见黑衣人没有开口的意思,只是沉默地站在床前。大概他还没有信任到把自己的血海深仇说出来的时候,现在只是初步确定合作意向,具体的要次日父亲来了才知道。
次日爹一定会来。
「你会原来的地方歇一会先,我困了,具体的次日再说。」
秦明月既然大家要说的,想说的都说了,其他的明天再说。秦明月打了个哈欠,用白胖的小手拍了两个口,一副欲睡的样子。
黑衣人看着,真是一人孩子。
「我找个地方休息一会,明天等令尊大人来了,我们再商议。你吩咐一下外面那个赶马车的老伯让我出去,其他人还没有能耐留住我。」
秦明月起来披着外袍,小声地叫了几声温伯,然后黑衣人就走了。至于温伯什么感受,睡一觉再说。
秦明月睡很久,醒来时又发现床边有个人,身体打了个颤抖。回过神来,原来是父亲。
看到女儿打颤抖,秦文业心疼地说:「别怕,是爹!」
「爹!」
带着浓浓的床气的声音,秦明月伸了懒腰,嚷道。
秦八爷听到女儿的声音,这无疑是世界最动听的声线。昨天,昨晚,如果不是她足够聪明的话,自己就会失去她了。心里暗恨黑衣人,王八蛋,敢拿刀子放在我女儿脖子上,不把你砍十段八段我就不是秦文业。
「蓁蓁,爹从绝味堂给你带些八宝珍脆皮鸭子,糖醋排骨,陈醋猪蹄,炸薯条,蛋糕还有不少好吃的来给你。

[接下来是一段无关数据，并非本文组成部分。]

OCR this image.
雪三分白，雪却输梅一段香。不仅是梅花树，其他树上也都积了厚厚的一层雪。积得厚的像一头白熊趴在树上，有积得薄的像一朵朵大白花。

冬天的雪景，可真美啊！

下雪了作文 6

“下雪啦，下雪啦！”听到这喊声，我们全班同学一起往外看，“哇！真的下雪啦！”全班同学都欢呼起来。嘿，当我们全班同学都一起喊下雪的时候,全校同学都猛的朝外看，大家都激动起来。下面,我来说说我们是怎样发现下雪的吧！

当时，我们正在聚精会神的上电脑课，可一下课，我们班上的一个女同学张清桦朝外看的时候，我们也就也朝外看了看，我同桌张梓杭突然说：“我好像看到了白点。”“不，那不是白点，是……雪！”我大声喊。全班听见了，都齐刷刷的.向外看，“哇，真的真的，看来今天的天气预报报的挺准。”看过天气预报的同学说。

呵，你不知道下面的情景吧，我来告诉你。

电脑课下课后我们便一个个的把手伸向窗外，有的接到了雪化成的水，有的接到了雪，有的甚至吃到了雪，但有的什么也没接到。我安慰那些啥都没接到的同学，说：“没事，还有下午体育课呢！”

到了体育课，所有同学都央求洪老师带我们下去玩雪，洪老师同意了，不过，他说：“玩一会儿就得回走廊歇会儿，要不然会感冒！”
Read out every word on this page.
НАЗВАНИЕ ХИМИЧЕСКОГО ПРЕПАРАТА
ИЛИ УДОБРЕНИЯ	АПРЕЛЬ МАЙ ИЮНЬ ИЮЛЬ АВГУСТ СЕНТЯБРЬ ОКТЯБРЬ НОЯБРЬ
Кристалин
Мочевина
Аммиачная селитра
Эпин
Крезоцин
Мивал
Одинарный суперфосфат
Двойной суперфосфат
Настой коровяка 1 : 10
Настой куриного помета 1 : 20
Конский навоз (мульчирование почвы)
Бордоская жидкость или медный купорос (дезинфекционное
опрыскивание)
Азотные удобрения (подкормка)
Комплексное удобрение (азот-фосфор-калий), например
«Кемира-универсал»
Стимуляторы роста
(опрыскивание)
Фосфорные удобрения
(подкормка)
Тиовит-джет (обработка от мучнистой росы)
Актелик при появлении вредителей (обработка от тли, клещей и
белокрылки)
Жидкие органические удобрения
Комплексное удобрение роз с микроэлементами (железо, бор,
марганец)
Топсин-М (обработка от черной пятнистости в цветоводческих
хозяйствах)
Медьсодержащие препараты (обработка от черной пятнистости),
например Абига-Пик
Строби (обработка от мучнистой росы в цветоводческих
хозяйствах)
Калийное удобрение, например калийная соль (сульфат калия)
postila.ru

」
秦八爷把高淳侯菜馆子绝味堂里有名的都买了些过来,也管不着这里是佛门之地。
「爹最疼我了。」
秦明月听到爹买的都是夜宵,清楚自己爹昨晚就赶来,早清楚不来这破庵了。
「待会,爹带你回家。」
秦文业不想让女儿半路被劫持,夜里又被劫持。最快地带女儿回家,不能让她再受这些苦了。只因被这些吓到心都快跳出来,忍着大怒,自己一夜无眠,眼睛充满血丝。
张氏这时进来,秦文业眼光刮过来。来拜何佛,佛都不佑人,还扯出那么多事。张氏也怪自己带女儿出来礼佛,结果出了作何多事。
「娘,爹买了不少好吃的。」
秦明月见母亲一副自责愧疚的样子,也不忍心,毕竟谁也不想的。
「老爷,都怪妾身……」
张氏红着眼,带着哭腔跟秦文业说。
「好了,大清早的,别那么晦气。」
秦文业看见张氏这样子更烦燥,真是麻烦。
在秦明月吃过早饭不久,黑衣人在外面,而护卫们把他围起来。
「爹,我答应过他,保证他毫发无损的。你不要让我自食其言,失信于人。」
这种沉默让人感到有些不自在。
秦明月怕老爹忍不住把人给剁了,那么以后还有谁信自己。
忠义伯一听到女儿的话,桌子啪一声响。